Dua Jalan bagi Politik Yahudi

Pengalaman pertama dan satu-satunya saya dengan antisemitisme di Amerika datang dengan penuh perhatian dan kepedulian. Pada tahun 1993, saya menghabiskan musim panas di Tennessee bersama pacar saya. Di sebuah pesta barbekyu, kami dihujani pertanyaan. Apa yang membawa kami ke selatan? Bagaimana keadaan kami? Ke mana kami pergi ke gereja? Kami menjelaskan bahwa kami tidak pergi ke gereja karena kami seorang Yahudi. “Tidak apa-apa,” seorang wanita meyakinkan kami. Karena tidak pernah berpikir bahwa itu tidak apa-apa, saya tersenyum bingung dan mengingat sebuah pengamatan dari penulis Jerman Ludwig Börne: “Beberapa orang mencela saya karena menjadi seorang Yahudi, yang lain memaafkan saya, yang lain memuji saya karenanya. Tetapi semua orang memikirkannya.”

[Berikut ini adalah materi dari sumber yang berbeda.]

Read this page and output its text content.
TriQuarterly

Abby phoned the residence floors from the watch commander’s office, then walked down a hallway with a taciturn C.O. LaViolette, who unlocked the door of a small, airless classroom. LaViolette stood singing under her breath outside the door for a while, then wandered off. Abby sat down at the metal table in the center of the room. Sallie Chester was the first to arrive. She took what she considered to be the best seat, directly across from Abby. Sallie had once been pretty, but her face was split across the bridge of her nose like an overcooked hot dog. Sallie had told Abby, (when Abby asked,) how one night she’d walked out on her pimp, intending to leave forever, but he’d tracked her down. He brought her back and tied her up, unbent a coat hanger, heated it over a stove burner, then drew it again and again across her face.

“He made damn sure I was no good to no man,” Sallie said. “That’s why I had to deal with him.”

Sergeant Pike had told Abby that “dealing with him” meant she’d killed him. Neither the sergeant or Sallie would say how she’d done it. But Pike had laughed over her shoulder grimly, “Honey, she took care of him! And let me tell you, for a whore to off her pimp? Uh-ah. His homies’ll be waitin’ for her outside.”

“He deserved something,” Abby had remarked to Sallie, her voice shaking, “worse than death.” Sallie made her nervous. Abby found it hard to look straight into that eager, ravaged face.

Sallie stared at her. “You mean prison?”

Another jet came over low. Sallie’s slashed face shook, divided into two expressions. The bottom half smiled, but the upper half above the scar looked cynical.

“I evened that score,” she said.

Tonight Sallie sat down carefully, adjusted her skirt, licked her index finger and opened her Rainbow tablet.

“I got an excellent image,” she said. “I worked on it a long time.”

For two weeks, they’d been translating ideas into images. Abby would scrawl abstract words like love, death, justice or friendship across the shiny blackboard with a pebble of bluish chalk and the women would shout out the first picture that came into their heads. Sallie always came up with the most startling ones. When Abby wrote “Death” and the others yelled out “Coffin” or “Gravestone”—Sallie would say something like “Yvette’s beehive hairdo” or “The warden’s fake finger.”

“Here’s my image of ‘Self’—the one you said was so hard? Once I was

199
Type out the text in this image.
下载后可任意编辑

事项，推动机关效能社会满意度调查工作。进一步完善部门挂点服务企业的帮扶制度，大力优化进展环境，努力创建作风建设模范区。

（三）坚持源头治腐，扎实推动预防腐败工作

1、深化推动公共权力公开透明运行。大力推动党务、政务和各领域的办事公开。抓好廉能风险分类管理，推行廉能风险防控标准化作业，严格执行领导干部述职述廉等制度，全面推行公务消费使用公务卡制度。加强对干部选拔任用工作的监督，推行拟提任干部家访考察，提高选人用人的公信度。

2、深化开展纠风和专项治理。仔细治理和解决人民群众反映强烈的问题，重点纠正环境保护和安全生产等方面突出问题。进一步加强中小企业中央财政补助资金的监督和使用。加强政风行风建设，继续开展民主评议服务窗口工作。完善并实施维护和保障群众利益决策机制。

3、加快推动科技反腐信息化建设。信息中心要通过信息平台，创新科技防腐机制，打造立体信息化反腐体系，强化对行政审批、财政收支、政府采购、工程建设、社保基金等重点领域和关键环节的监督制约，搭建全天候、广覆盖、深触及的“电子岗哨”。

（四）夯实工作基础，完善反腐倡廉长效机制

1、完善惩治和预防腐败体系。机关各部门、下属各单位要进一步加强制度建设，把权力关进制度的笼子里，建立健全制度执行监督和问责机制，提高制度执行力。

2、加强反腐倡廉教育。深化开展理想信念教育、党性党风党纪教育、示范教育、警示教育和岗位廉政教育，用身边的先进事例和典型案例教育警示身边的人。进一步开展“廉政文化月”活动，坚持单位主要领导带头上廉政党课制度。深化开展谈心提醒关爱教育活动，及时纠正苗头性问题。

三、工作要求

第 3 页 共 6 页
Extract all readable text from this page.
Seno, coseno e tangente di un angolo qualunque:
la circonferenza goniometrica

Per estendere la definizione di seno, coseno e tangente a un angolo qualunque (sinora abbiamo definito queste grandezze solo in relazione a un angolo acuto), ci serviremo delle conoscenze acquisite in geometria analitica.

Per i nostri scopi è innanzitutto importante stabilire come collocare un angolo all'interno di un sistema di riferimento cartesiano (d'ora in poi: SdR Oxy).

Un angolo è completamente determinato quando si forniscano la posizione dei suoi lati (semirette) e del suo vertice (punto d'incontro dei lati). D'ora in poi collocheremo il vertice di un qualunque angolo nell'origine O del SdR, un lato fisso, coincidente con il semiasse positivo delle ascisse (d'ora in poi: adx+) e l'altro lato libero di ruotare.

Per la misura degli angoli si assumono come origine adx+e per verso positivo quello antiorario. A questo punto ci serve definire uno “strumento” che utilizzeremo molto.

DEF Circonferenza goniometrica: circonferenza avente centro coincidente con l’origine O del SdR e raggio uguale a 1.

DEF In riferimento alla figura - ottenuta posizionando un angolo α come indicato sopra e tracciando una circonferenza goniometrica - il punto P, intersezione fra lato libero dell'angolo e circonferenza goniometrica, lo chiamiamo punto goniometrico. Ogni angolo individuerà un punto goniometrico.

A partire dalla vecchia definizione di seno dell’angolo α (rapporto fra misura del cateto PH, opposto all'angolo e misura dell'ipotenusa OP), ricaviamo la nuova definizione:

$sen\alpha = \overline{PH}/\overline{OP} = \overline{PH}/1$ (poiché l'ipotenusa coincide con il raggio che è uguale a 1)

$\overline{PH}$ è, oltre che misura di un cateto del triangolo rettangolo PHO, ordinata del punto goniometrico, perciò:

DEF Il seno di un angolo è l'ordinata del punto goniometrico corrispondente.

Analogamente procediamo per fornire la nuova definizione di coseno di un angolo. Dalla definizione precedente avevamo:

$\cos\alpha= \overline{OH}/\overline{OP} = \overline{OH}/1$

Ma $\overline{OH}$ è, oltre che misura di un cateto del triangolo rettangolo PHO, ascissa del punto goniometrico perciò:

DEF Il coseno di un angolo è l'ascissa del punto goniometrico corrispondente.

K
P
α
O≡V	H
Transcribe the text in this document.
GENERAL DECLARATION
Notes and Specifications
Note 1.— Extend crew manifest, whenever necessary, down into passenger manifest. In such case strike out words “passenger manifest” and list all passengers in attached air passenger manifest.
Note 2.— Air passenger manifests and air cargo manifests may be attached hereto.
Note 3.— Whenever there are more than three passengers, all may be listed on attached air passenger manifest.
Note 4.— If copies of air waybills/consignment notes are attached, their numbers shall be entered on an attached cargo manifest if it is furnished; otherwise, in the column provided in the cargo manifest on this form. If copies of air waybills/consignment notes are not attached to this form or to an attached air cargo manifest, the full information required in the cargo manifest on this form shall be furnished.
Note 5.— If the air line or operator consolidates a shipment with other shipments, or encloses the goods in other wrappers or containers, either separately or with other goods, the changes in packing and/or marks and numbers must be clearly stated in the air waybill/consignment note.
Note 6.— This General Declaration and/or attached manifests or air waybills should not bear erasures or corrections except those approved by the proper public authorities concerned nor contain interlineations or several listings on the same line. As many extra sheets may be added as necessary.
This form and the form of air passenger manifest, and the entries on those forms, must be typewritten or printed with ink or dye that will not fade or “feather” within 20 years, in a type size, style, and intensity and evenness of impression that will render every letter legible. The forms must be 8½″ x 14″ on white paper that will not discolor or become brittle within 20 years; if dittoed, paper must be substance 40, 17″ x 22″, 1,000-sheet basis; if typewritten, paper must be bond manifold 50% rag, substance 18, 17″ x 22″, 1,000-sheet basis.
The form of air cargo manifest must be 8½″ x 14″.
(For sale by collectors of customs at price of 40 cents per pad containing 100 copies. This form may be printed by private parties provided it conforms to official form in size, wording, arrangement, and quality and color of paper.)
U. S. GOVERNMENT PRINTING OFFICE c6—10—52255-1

Tiga puluh satu tahun kemudian, semua orang memikirkan kaum Yahudi. Jajak pendapat demi jajak pendapat menanyakan apakah mereka merasa aman. Donald Trump Dan Kamala Harris melontarkan hinaan tentang siapa yang lebih antisemit. Anggota Kongres dari Partai Republik, yang hanya memiliki dua orang Yahudi di kaukusmenyampaikan kuliah tentang sejarah Yahudi kepada para pemimpin universitas. “Saya ingin Anda berlutut dan menyentuh batu yang menjadi dasar Auschwitz,” kata anggota Partai Republik Oregon Lori Chavez-DeRemer dideklarasikan dalam sidang pada bulan Mei, mendesak kunjungan ke museum Holocaust di DC. “Saya ingin Anda mengintip sepatu-sepatu orang Yahudi yang dibunuh.” Dia tidak memberikan indikasi mengetahui bahwa salah satu pemimpin yang dia ajak bicara adalah korban antisemitisme atau bahwa yang lain adalah keturunan korban Holocaust.

Bukanlah suatu kebetulan jika orang-orang non-Yahudi berbicara tentang orang-orang Yahudi seolah-olah kami tidak ada di sana. Menurut sejarawan David Nirenbergberbicara tentang orang Yahudi—bukan orang Yahudi yang sebenarnya tetapi orang Yahudi secara abstrak—adalah cara orang non-Yahudi memahami dunia mereka, dari pertanyaan terbesar tentang keberadaan hingga pertanyaan terkecil tentang ekonomi. Fokus Nirenberg adalah “anti-Yudaisme,” bagaimana ide-ide negatif tentang orang Yahudi dijalin ke dalam kanon pemikiran Barat. Namun seperti yang saya pelajari musim panas itu di Tennessee, dan seperti yang kita lihat hari ini, perhatian dapat sama terungkapnya dengan penghinaan. Seringkali keduanya berjalan beriringan.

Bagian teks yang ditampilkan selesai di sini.